In 2 randomized controlled trials, it was reported that dark chocolate acutely decreased appetite in human subjects, but the authors did not assess the types or concentrations of cocoa compounds that are needed. Other studies have suggested that the cocoa compounds epicatechin and procyanidins may be involved.Objective:
We sought to test the hypotheses that, compared with placebo (an alkalized cocoa mixture containing essentially no epicatechin or procyanidins), the following beverages cause a decrease in appetite: 1) a nonalkalized cocoa mixture; 2) epicatechin plus placebo; and 3) procyanidins plus placebo. We measured the concentrations of cocoa compounds in all beverages.Design:
We used a 4-way randomized, crossover, placebo-controlled trial that was balanced for period and carryover effects in 28 healthy, young-adult men.

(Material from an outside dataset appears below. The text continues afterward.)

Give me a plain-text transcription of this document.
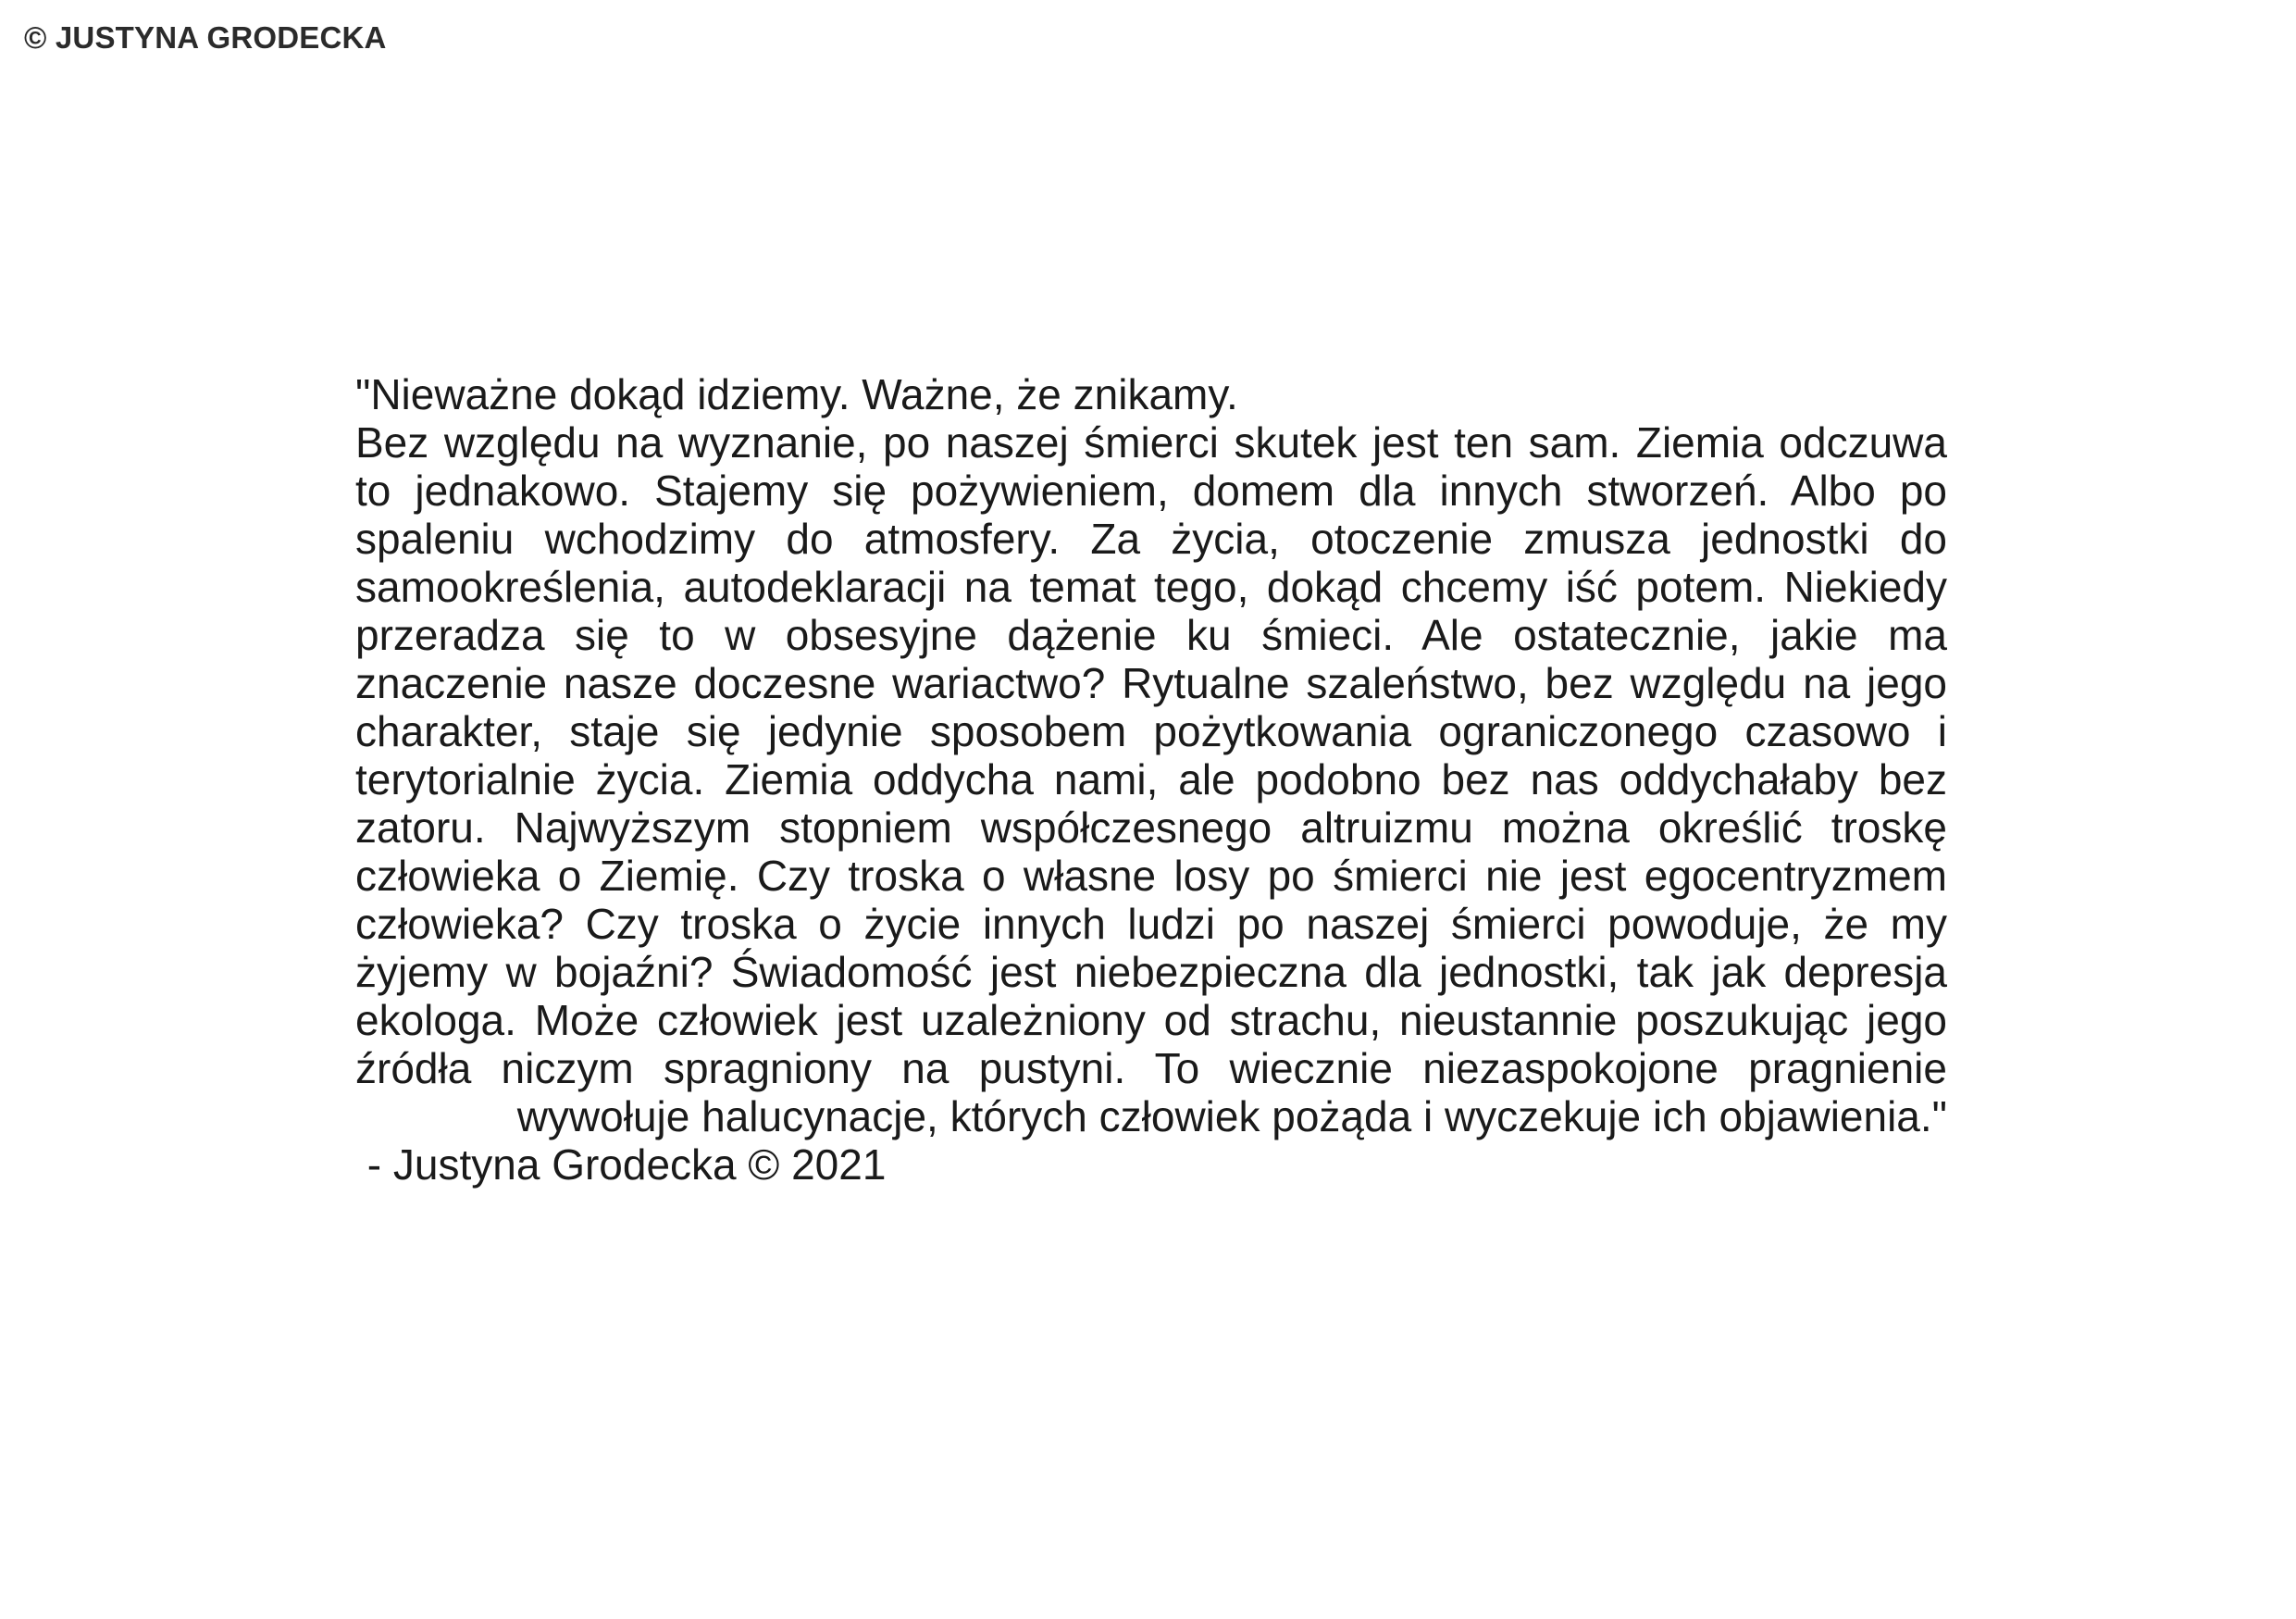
© JUSTYNA GRODECKA

"Nieważne dokąd idziemy. Ważne, że znikamy.

Bez względu na wyznanie, po naszej śmierci skutek jest ten sam. Ziemia odczuwa to jednakowo. Stajemy się pożywieniem, domem dla innych stworzeń. Albo po spaleniu wchodzimy do atmosfery. Za życia, otoczenie zmusza jednostki do samookreślenia, autodeklaracji na temat tego, dokąd chcemy iść potem. Niekiedy przeradza się to w obsesyjne dążenie ku śmieci. Ale ostatecznie, jakie ma znaczenie nasze doczesne wariactwo? Rytualne szaleństwo, bez względu na jego charakter, staje się jedynie sposobem pożytkowania ograniczonego czasowo i terytorialnie życia. Ziemia oddycha nami, ale podobno bez nas oddychałaby bez zatoru. Najwyższym stopniem współczesnego altruizmu można określić troskę człowieka o Ziemię. Czy troska o własne losy po śmierci nie jest egocentryzmem człowieka? Czy troska o życie innych ludzi po naszej śmierci powoduje, że my żyjemy w bojaźni? Świadomość jest niebezpieczna dla jednostki, tak jak depresja ekologa. Może człowiek jest uzależniony od strachu, nieustannie poszukując jego źródła niczym spragniony na pustyni. To wiecznie niezaspokojone pragnienie wywołuje halucynacje, których człowiek pożąda i wyczekuje ich objawienia."

- Justyna Grodecka © 2021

We also conducted a smaller (n = 14), parallel, secondary randomized trial in which we explored the effects of higher doses of epicatechin and procyanidins. Our primary measure of appetite was ad libitum pizza intake 150 min after beverage ingestion. We used a linear mixed-model analysis.Results:
Intakes of beverages with the nonalkalized cocoa mixture that contained 0.6 mg epicatechin, 0.2 mg catechin, and 2.9 mg monomerdecamer procyanidins/kg body weight did not decrease pizza intake significantly (P = 0.29) compared with intake of the placebo. In the smaller secondary trial, a combination of epicatechin and the nonalkalized cocoa mixture that contained 1.6 mg epicatechin/kg body weight significantly decreased pizza intake by 18.7% (P = 0.04).Conclusions:
Our nonalkalized cocoa mixture was associated with an acute decrease in food intake only after being supplemented with epicatechin. It is possible that epicatechin at a dose of >1.6 mg/kg body weight, alone or in concert with appropriate catalytic cocoa compounds, may be useful for helping people control their food intakes. This trial was registered at clinicaltrials.gov as NCT02408289.